Accepts Healthy Volunteers?

Details

Lead Sponsor:

BDD Pharma Ltd
Bio-Images Research Ltd

Collaborator:

AlgiPharma AS

Treatments:

Pharmaceutical Solutions

Criteria

Inclusion Criteria:

Aged at least 18 years at screening. Understands and is willing, able and likely to comply
with all study procedures and restrictions.

Demonstrates understanding of the study and willingness to participate as evidenced by
voluntary written informed consent (signed and dated) obtained before any trial-related
activities.

Male or female with a confirmed diagnosis of cystic fibrosis defined by:

i.Clinical features consistent with the diagnosis of cystic fibrosis (Rosenstein et al.,
1998); AND ii.Sweat chloride ≥ 60 mmol/L by pilocarpine iontophoresis; OR iii.Genotypic
confirmation of 2 CF-causing mutations

Positive microbiological finding of Pseudomonas aeruginosa (mucoid or nonmucoid) in
expectorated sputum (and/or swab) documented within the last 24 months prior to screening.
Negative finding is acceptable provided the proportion of patients enrolled with positive
findings is at least 80%.

At screening, FEV1 must be between 35 and 80% of the predicted normal value following
adjustment for age, gender and height according to the Knudson equation (Knudson et al.,
1983)

Clinically stable in the opinion of the referring physician at CF unit.

Female subjects of child-bearing potential and male subjects participating in the study who
are sexually active must use acceptable contraception. For the purpose of this study,
acceptable contraception is defined as:

i.Oral, injected or implanted hormonal methods or contraception; OR ii.Placement of an
intrauterine device (IUD) or intrauterine system (IUS); OR iii.Barrier methods of
contraception: condom or occlusive cap with spermicidal foam/gel/film/cream/suppository

Exclusion Criteria:

On-going acute illness. Patients must not have needed an outpatient visit, hospitalisation
or required any change in therapy for other pulmonary disease between screening and AV1.

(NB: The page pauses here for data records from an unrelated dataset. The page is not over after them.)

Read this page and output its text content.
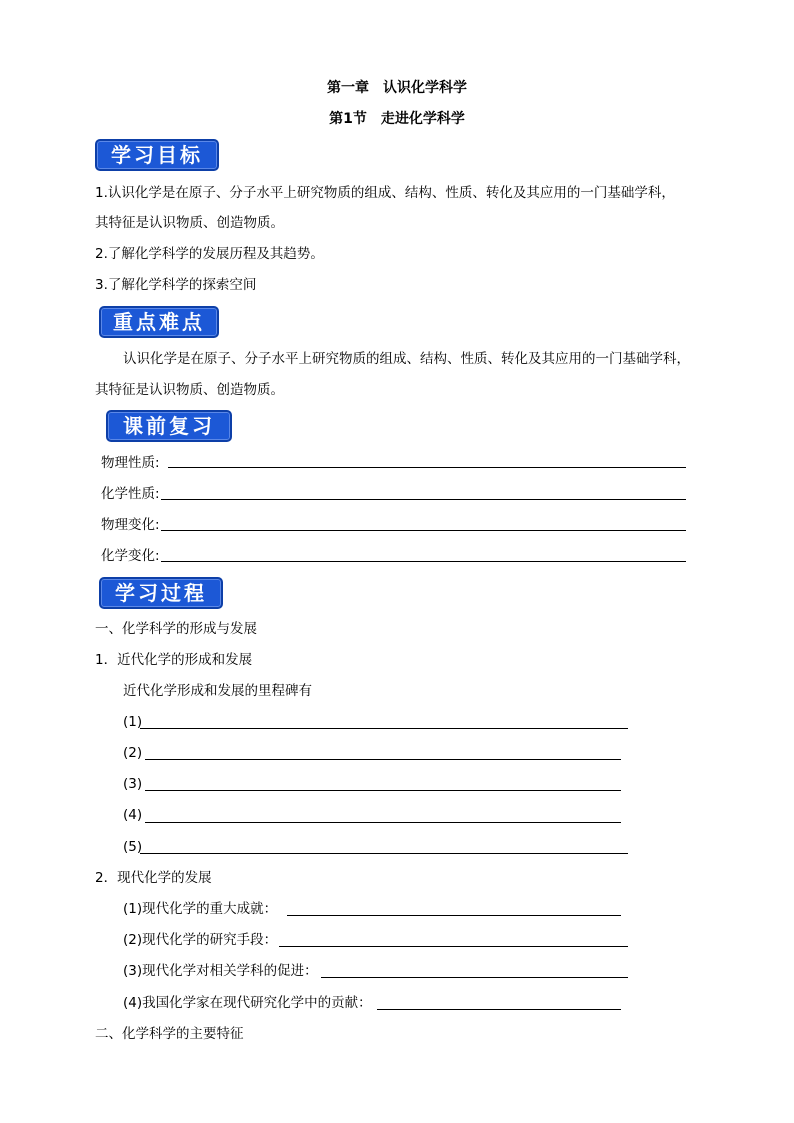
第一章　认识化学科学
第1节　走进化学科学
学习目标
1.认识化学是在原子、分子水平上研究物质的组成、结构、性质、转化及其应用的一门基础学科，
其特征是认识物质、创造物质。
2.了解化学科学的发展历程及其趋势。
3.了解化学科学的探索空间
重点难点
认识化学是在原子、分子水平上研究物质的组成、结构、性质、转化及其应用的一门基础学科，
其特征是认识物质、创造物质。
课前复习
物理性质:
化学性质:
物理变化:
化学变化:
学习过程
一、化学科学的形成与发展
1．近代化学的形成和发展
近代化学形成和发展的里程碑有
(1)
(2)
(3)
(4)
(5)
2．现代化学的发展
(1)现代化学的重大成就：
(2)现代化学的研究手段：
(3)现代化学对相关学科的促进：
(4)我国化学家在现代研究化学中的贡献：
二、化学科学的主要特征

History of, or planned organ transplantation.

Requirement for continuous (24 hour/day) oxygen supplementation.

Concomitant administration of inhaled mannitol or hypertonic saline within 48 hours of
Period 1, Day 1.

Clinically significant abnormal findings on haematology or clinical chemistry. In addition,
any value ≥ 3 x the upper limit of normal will exclude the patient from participating in
the study.

Unable to perform pulmonary function tests according to ATS criteria.

Pregnant or breast-feeding women.

Participated in any interventional clinical trial within the 28 days prior to AV1.

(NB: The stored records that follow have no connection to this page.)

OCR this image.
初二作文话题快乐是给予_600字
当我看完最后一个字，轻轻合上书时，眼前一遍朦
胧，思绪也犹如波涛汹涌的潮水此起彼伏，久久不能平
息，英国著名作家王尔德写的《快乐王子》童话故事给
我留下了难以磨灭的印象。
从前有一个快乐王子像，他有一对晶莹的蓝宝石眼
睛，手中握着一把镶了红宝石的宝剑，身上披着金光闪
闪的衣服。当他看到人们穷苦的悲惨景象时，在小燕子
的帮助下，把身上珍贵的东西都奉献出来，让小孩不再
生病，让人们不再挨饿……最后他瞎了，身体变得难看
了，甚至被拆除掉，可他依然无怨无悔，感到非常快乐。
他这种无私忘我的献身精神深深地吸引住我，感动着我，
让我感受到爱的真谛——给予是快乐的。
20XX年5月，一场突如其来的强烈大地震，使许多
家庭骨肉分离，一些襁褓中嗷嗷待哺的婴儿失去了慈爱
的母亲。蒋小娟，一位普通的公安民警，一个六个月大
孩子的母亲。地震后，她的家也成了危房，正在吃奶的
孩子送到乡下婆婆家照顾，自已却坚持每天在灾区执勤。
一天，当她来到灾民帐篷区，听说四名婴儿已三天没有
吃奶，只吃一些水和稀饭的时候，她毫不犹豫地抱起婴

Documented or suspected, clinically significant, alcohol or drug abuse.

Known allergies or intolerances to alginates.

Any active malignant disease (with the exception of basal cell carcinoma; BCC).

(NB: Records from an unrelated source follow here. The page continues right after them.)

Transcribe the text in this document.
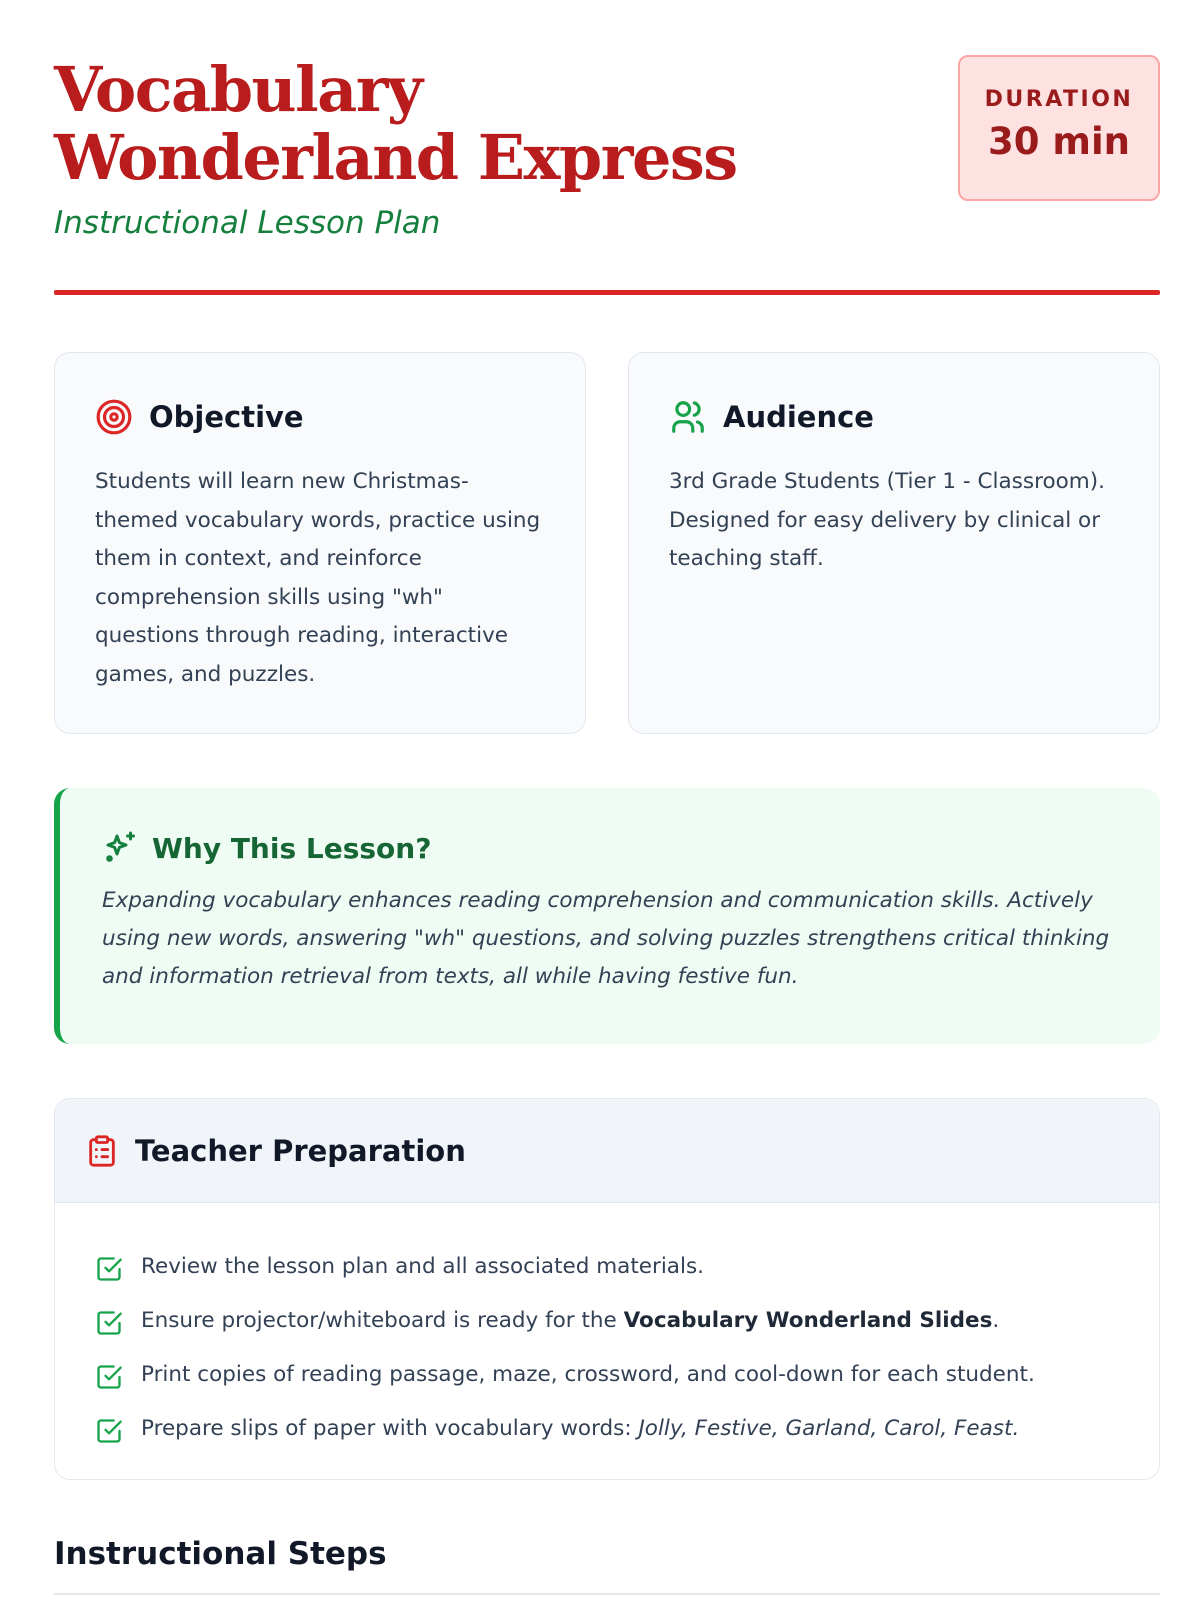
Vocabulary Wonderland Express
Instructional Lesson Plan
DURATION
30 min
Objective

Students will learn new Christmas-themed vocabulary words, practice using them in context, and reinforce comprehension skills using "wh" questions through reading, interactive games, and puzzles.

Audience

3rd Grade Students (Tier 1 - Classroom). Designed for easy delivery by clinical or teaching staff.

Why This Lesson?

Expanding vocabulary enhances reading comprehension and communication skills. Actively using new words, answering "wh" questions, and solving puzzles strengthens critical thinking and information retrieval from texts, all while having festive fun.

Teacher Preparation
Review the lesson plan and all associated materials.
Ensure projector/whiteboard is ready for the Vocabulary Wonderland Slides.
Print copies of reading passage, maze, crossword, and cool-down for each student.
Prepare slips of paper with vocabulary words: Jolly, Festive, Garland, Carol, Feast.
Instructional Steps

Any serious or active medical or psychiatric illness, which in the opinion of the
investigator, would interfere with patient treatment, assessment or compliance with the
protocol.

Haemoptysis more than 60 mL at any time within 30 days before study drug administration.

Participation in this study will exceed the limits of total radiation exposure allowed in
any 12 month period (5 mSv), or will exceed 10 mSv over any three year period.

Males who intend to father a child in 3 months following study or are unwilling to abstain
from sexual intercourse with pregnant or lactating women. Females who are intending to
become pregnant in 3 months following study.

Any non-removable metal objects such as metal plates, screws etc in their head, neck, chest
or abdominal area.

As a result of a physical examination or screening investigations, the physician
responsible considers the patient unfit for the study.